The 2012 Stolpman harvest kicked off Friday morning, September 7th
around 2AM and picking lasted through dawn. The fifteen members of La
Cuadrilla picked a total of 12 tons of fruit!
Kari and I caught up to the crew in Block 4 on Saturday morning about
5AM, for what turned out to be a perfect showcase for just how awesome
our crew really is.
Because the Viognier is pressed immediately while still cold, we use
the more efficient picking system of dropping fruit into buckets and
tossing bucket loads into 1,000 pound macro-bins to stack directly on
our truck and into the winery. Ruben left an extra fruiting cane
above the spur pruned wire this year which resulted in more clusters,
but smaller, with tiny grapes packed with flavor. More, miniature
clusters, some hidden away by the canopy made picking even more
intricate this year.
Cuadrilla flexed their skill, working like a well oiled machine,
removing the bird nets and pulling off extra leaves in advance of the
core picking team, and guiding tractors in and out as the trailers
were filled. As buckets were dumped, any errant leaves were sorted
out of the bins.
Like clock work, the 10th macro bin was filled as the Eastern Sky
showed signs of light. Straps were thrown over the load, and off the
flatbed roared, with Lupe at the wheel, to get the Viognier into tank
before breakfast time!
We all enjoyed a coffee and pastry break to allow the sun to rise a
bit more, granting us daylight for the most delicate task yet. It was
time for a very special Sangiovese harvest: Sashi and Peter Paston
have been working on a Solera style VinSanto for four harvests now,
and it won’t be released until 8 vintages have been blended together.

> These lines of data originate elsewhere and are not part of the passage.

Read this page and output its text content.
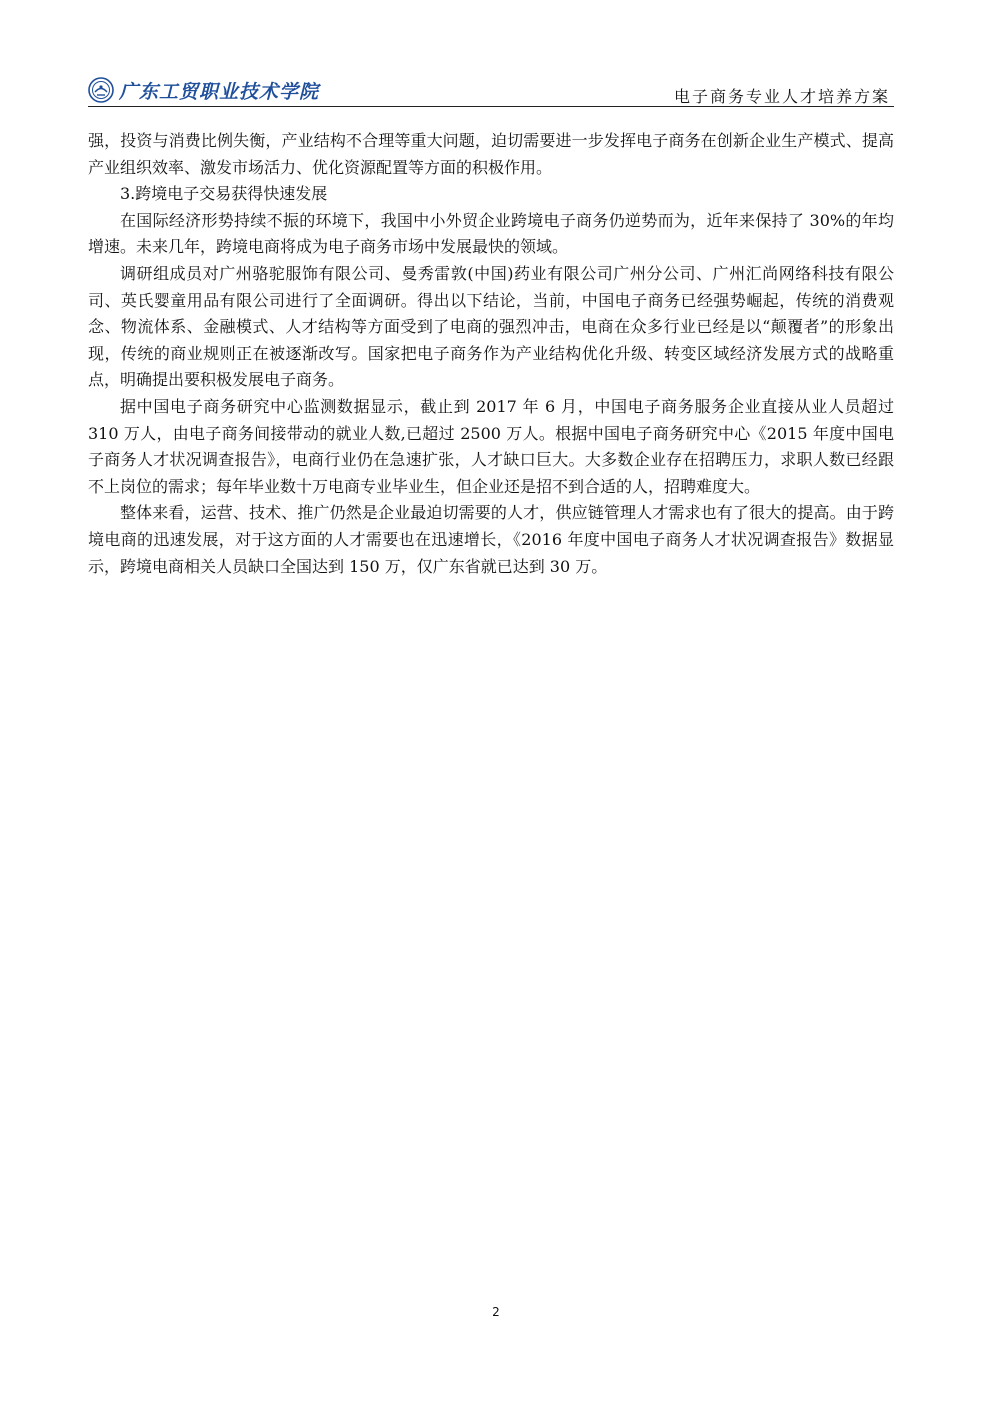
广东工贸职业技术学院	电子商务专业人才培养方案

强，投资与消费比例失衡，产业结构不合理等重大问题，迫切需要进一步发挥电子商务在创新企业生产模式、提高产业组织效率、激发市场活力、优化资源配置等方面的积极作用。

3.跨境电子交易获得快速发展

在国际经济形势持续不振的环境下，我国中小外贸企业跨境电子商务仍逆势而为，近年来保持了 30%的年均增速。未来几年，跨境电商将成为电子商务市场中发展最快的领域。

调研组成员对广州骆驼服饰有限公司、曼秀雷敦(中国)药业有限公司广州分公司、广州汇尚网络科技有限公司、英氏婴童用品有限公司进行了全面调研。得出以下结论，当前，中国电子商务已经强势崛起，传统的消费观念、物流体系、金融模式、人才结构等方面受到了电商的强烈冲击，电商在众多行业已经是以“颠覆者”的形象出现，传统的商业规则正在被逐渐改写。国家把电子商务作为产业结构优化升级、转变区域经济发展方式的战略重点，明确提出要积极发展电子商务。

据中国电子商务研究中心监测数据显示，截止到 2017 年 6 月，中国电子商务服务企业直接从业人员超过 310 万人，由电子商务间接带动的就业人数,已超过 2500 万人。根据中国电子商务研究中心《2015 年度中国电子商务人才状况调查报告》，电商行业仍在急速扩张，人才缺口巨大。大多数企业存在招聘压力，求职人数已经跟不上岗位的需求；每年毕业数十万电商专业毕业生，但企业还是招不到合适的人，招聘难度大。

整体来看，运营、技术、推广仍然是企业最迫切需要的人才，供应链管理人才需求也有了很大的提高。由于跨境电商的迅速发展，对于这方面的人才需要也在迅速增长，《2016 年度中国电子商务人才状况调查报告》数据显示，跨境电商相关人员缺口全国达到 150 万，仅广东省就已达到 30 万。

2
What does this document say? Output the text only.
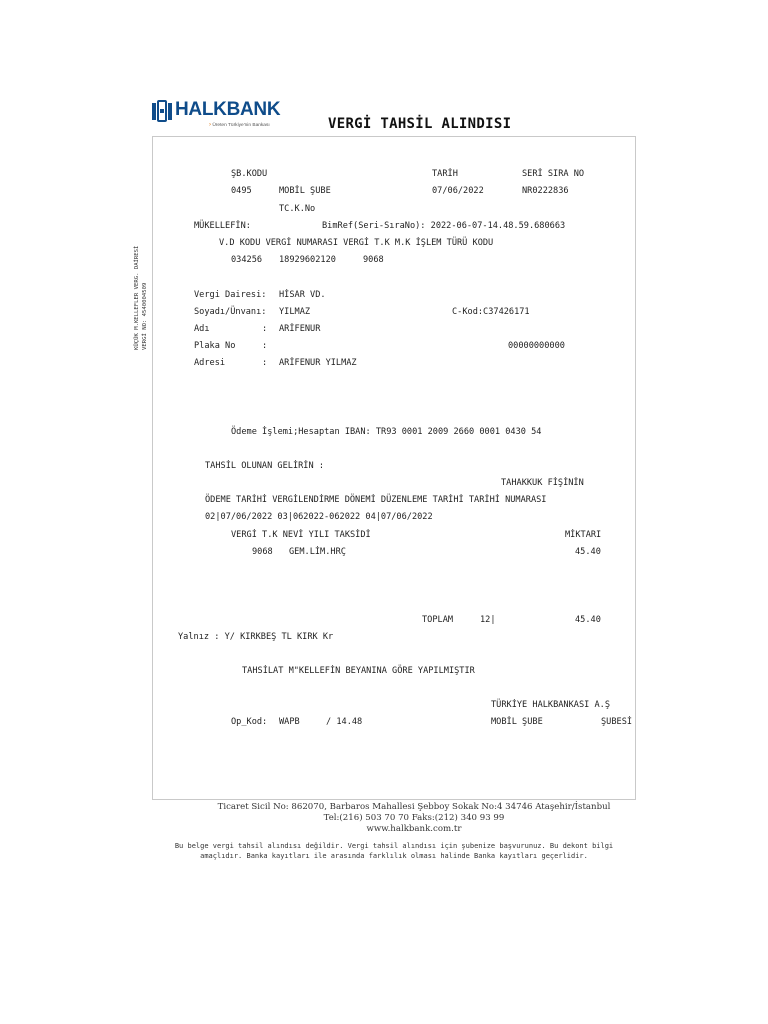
HALKBANK
› Üreten Türkiye'nin Bankası	VERGİ TAHSİL ALINDISI
KÜÇÜK M.KELLEFLER VERG. DAİRESİ VERGİ NO: 4540004509
ŞB.KODU	TARİH	SERİ SIRA NO
0495	MOBİL ŞUBE	07/06/2022	NR0222836
TC.K.No
MÜKELLEFİN:	BimRef(Seri-SıraNo): 2022-06-07-14.48.59.680663
V.D KODU VERGİ NUMARASI VERGİ T.K M.K İŞLEM TÜRÜ KODU
034256 18929602120	9068
Vergi Dairesi: HİSAR VD.
Soyadı/Ünvanı: YILMAZ	C-Kod:C37426171
Adı	: ARİFENUR
Plaka No	:	00000000000
Adresi	: ARİFENUR YILMAZ
Ödeme İşlemi;Hesaptan IBAN: TR93 0001 2009 2660 0001 0430 54
TAHSİL OLUNAN GELİRİN :
TAHAKKUK FİŞİNİN
ÖDEME TARİHİ VERGİLENDİRME DÖNEMİ DÜZENLEME TARİHİ TARİHİ NUMARASI
02|07/06/2022 03|062022-062022 04|07/06/2022
VERGİ T.K NEVİ YILI TAKSİDİ	MİKTARI
9068 GEM.LİM.HRÇ	45.40
TOPLAM	12|	45.40
Yalnız : Y/ KIRKBEŞ TL KIRK Kr
TAHSİLAT M"KELLEFİN BEYANINA GÖRE YAPILMIŞTIR
TÜRKİYE HALKBANKASI A.Ş
Op_Kod: WAPB	/ 14.48	MOBİL ŞUBE	ŞUBESİ
Ticaret Sicil No: 862070, Barbaros Mahallesi Şebboy Sokak No:4 34746 Ataşehir/İstanbul
Tel:(216) 503 70 70 Faks:(212) 340 93 99
www.halkbank.com.tr
Bu belge vergi tahsil alındısı değildir. Vergi tahsil alındısı için şubenize başvurunuz. Bu dekont bilgi
amaçlıdır. Banka kayıtları ile arasında farklılık olması halinde Banka kayıtları geçerlidir.
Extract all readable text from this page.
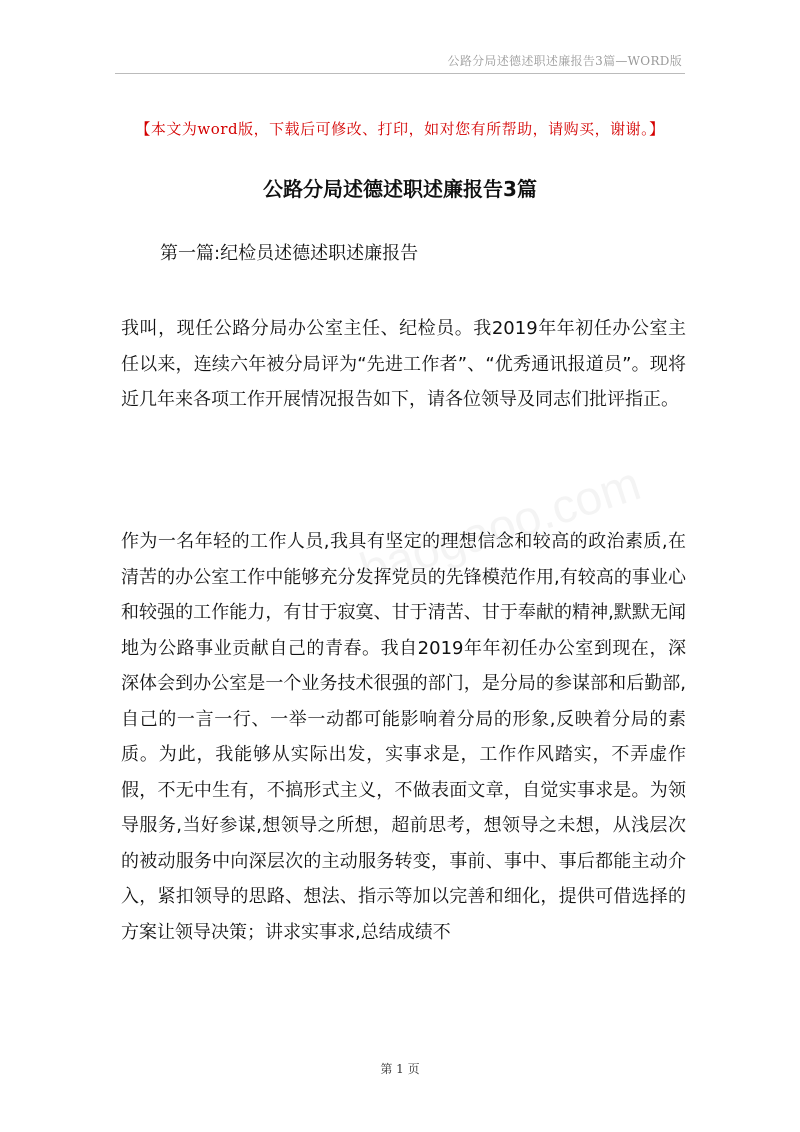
公路分局述德述职述廉报告3篇—WORD版
【本文为word版，下载后可修改、打印，如对您有所帮助，请购买，谢谢。】
公路分局述德述职述廉报告3篇
第一篇:纪检员述德述职述廉报告

我叫，现任公路分局办公室主任、纪检员。我2019年年初任办公室主任以来，连续六年被分局评为“先进工作者”、“优秀通讯报道员”。现将近几年来各项工作开展情况报告如下，请各位领导及同志们批评指正。

作为一名年轻的工作人员,我具有坚定的理想信念和较高的政治素质,在清苦的办公室工作中能够充分发挥党员的先锋模范作用,有较高的事业心和较强的工作能力，有甘于寂寞、甘于清苦、甘于奉献的精神,默默无闻地为公路事业贡献自己的青春。我自2019年年初任办公室到现在，深深体会到办公室是一个业务技术很强的部门，是分局的参谋部和后勤部,自己的一言一行、一举一动都可能影响着分局的形象,反映着分局的素质。为此，我能够从实际出发，实事求是，工作作风踏实，不弄虚作假，不无中生有，不搞形式主义，不做表面文章，自觉实事求是。为领导服务,当好参谋,想领导之所想，超前思考，想领导之未想，从浅层次的被动服务中向深层次的主动服务转变，事前、事中、事后都能主动介入，紧扣领导的思路、想法、指示等加以完善和细化，提供可借选择的方案让领导决策；讲求实事求,总结成绩不

第 1 页
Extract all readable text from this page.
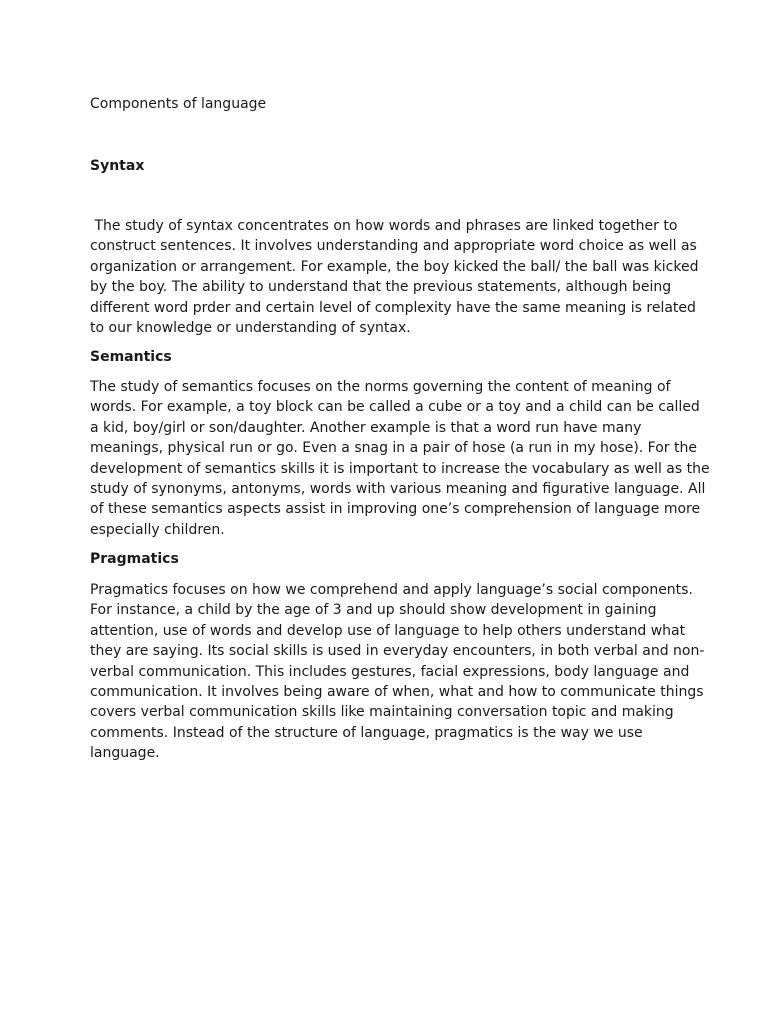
Components of language
Syntax
The study of syntax concentrates on how words and phrases are linked together to
construct sentences. It involves understanding and appropriate word choice as well as
organization or arrangement. For example, the boy kicked the ball/ the ball was kicked
by the boy. The ability to understand that the previous statements, although being
different word prder and certain level of complexity have the same meaning is related
to our knowledge or understanding of syntax.
Semantics
The study of semantics focuses on the norms governing the content of meaning of
words. For example, a toy block can be called a cube or a toy and a child can be called
a kid, boy/girl or son/daughter. Another example is that a word run have many
meanings, physical run or go. Even a snag in a pair of hose (a run in my hose). For the
development of semantics skills it is important to increase the vocabulary as well as the
study of synonyms, antonyms, words with various meaning and figurative language. All
of these semantics aspects assist in improving one’s comprehension of language more
especially children.
Pragmatics
Pragmatics focuses on how we comprehend and apply language’s social components.
For instance, a child by the age of 3 and up should show development in gaining
attention, use of words and develop use of language to help others understand what
they are saying. Its social skills is used in everyday encounters, in both verbal and non-
verbal communication. This includes gestures, facial expressions, body language and
communication. It involves being aware of when, what and how to communicate things
covers verbal communication skills like maintaining conversation topic and making
comments. Instead of the structure of language, pragmatics is the way we use
language.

The goal is to pick only the perfect, tiny, early ripening Sangiovese
clusters directly into stacking baskets where they will dry and
raisinate for days, concentrating the sugars and adding a ripasso
In pairs, one member held the basket while the other inspects each
small cluster, passing on any with green grapes. I joked with Peter
Paston that the guys looked like waiters carrying trays at his
restaurant, Obelisk, in Washington DC.
The careful cluster selection for the Vinsanto project served as an
ideal warmup for the upcoming Syrah harvest. We’ll only want the
perfect fruit for Ruben’s block, which is quickly approaching ideal
ripeness. Following Ruben’s Block, we’ll start picking only the
ripest clusters from our High Density blocks. Harvest is just getting
off, and when I asked the guys if they were tired at the end of the
day, they shrugged it off “solo Poquito” only a little!